Daniel James Brown’s 2013 bestselling book “The Boys in the Boat” is being adapted for the screen by MGM and Smokehouse Pictures with George Clooney and Grant Heslov directing. The film will tell the story of the legendary 1936 University of Washington men’s rowing team: hardworking, blue-collar underdogs who stunned the world by winning gold at the Berlin Olympics.
The long road from page to screen reached a turning point this month when it was announced that Callum Turner has been cast to play famed UW rower Joe Rantz. Turner may be best known for his portrayal of Theseus Scamander in the “Fantastic Beasts” franchise, but he has a long resume of critically acclaimed roles in festival favorites such as “War & Peace,” “Green Room” and “Queen & Country.”
While another location will stand in for the 1930’s Pacific Northwest, we may see Suzzallo Library, our iconic waterways, and the historic ASUW Shell House on the big screen thanks to modern visual effects. The University’s official liaisons with the producers are Creative Director Murphy Gilson and Brand Management Director Alanya Cannon, who manages the UW’s film office. Gilson and Cannon are coordinating with the producers as well as members of the UW and rowing communities to make the film as authentic and purple as possible. Gilson has 25 years of experience in Hollywood as a creative and executive in film and television. Cannon most recently helped integrate the UW into the Lionsgate film “RUN,” now available on Hulu.

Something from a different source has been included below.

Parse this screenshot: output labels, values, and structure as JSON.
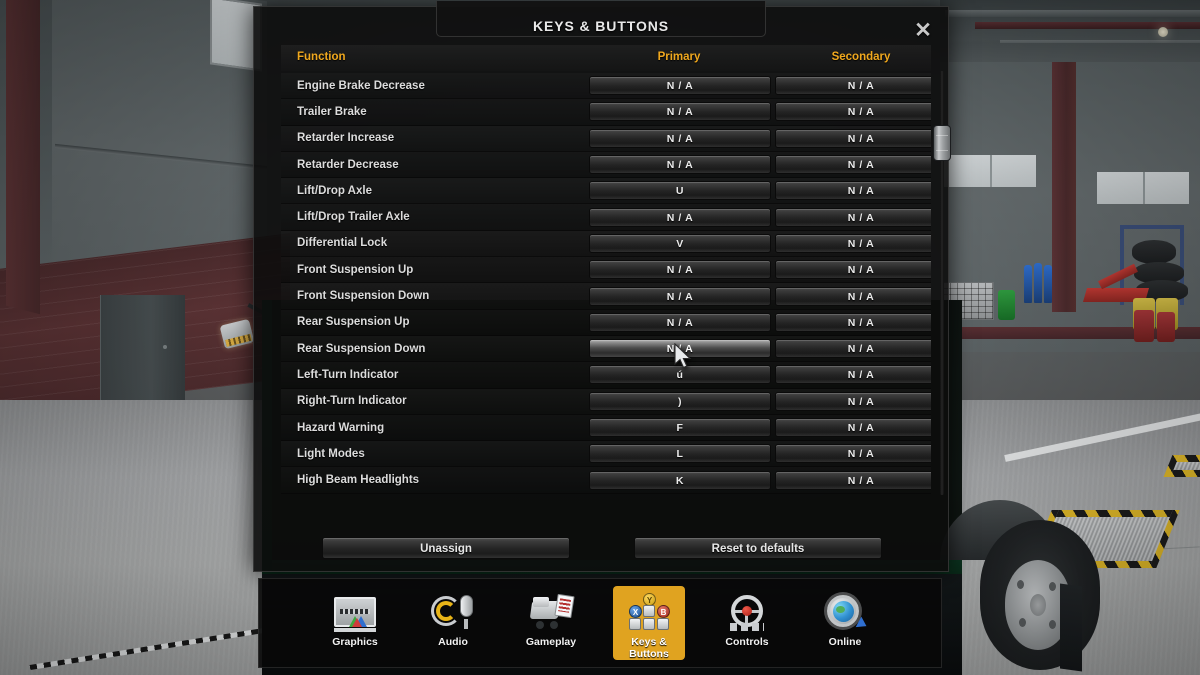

“The Boys in the Boat” film could have a lasting impact on campus. The University recently embarked on a $13 million fundraising campaign to restore and preserve the 103-year-old ASUW Shell House for our campus and region — an enduring metaphor for what it means to be from the Northwest, and a physical embodiment of UW values. The film is a chance to instill pride in our past and inspire donors to be part of both our history and our future.
Rowing is one of the oldest and winningest sports at the University of Washington and part of our unique history. It’s a point of pride that UW rowing is an inclusive and supportive program founded on Husky values of collaboration, respect and integrity.
The UW has a tradition of dominance in this sport, which is normally reserved for the wealthiest private institutions. Over the program’s history, Huskies have earned 19 national championships and produced countless Olympians, many of whom had never rowed before coming to the UW.
The rowing program and the student-athletes will also benefit from the increased recognition. While rowing is part of our legacy, it is not an income-generating sport. Since the early days, Washington Rowing has relied on the generous support of alumni, families, friends, fans and the local community. This new spotlight may encourage support for the program for years to come.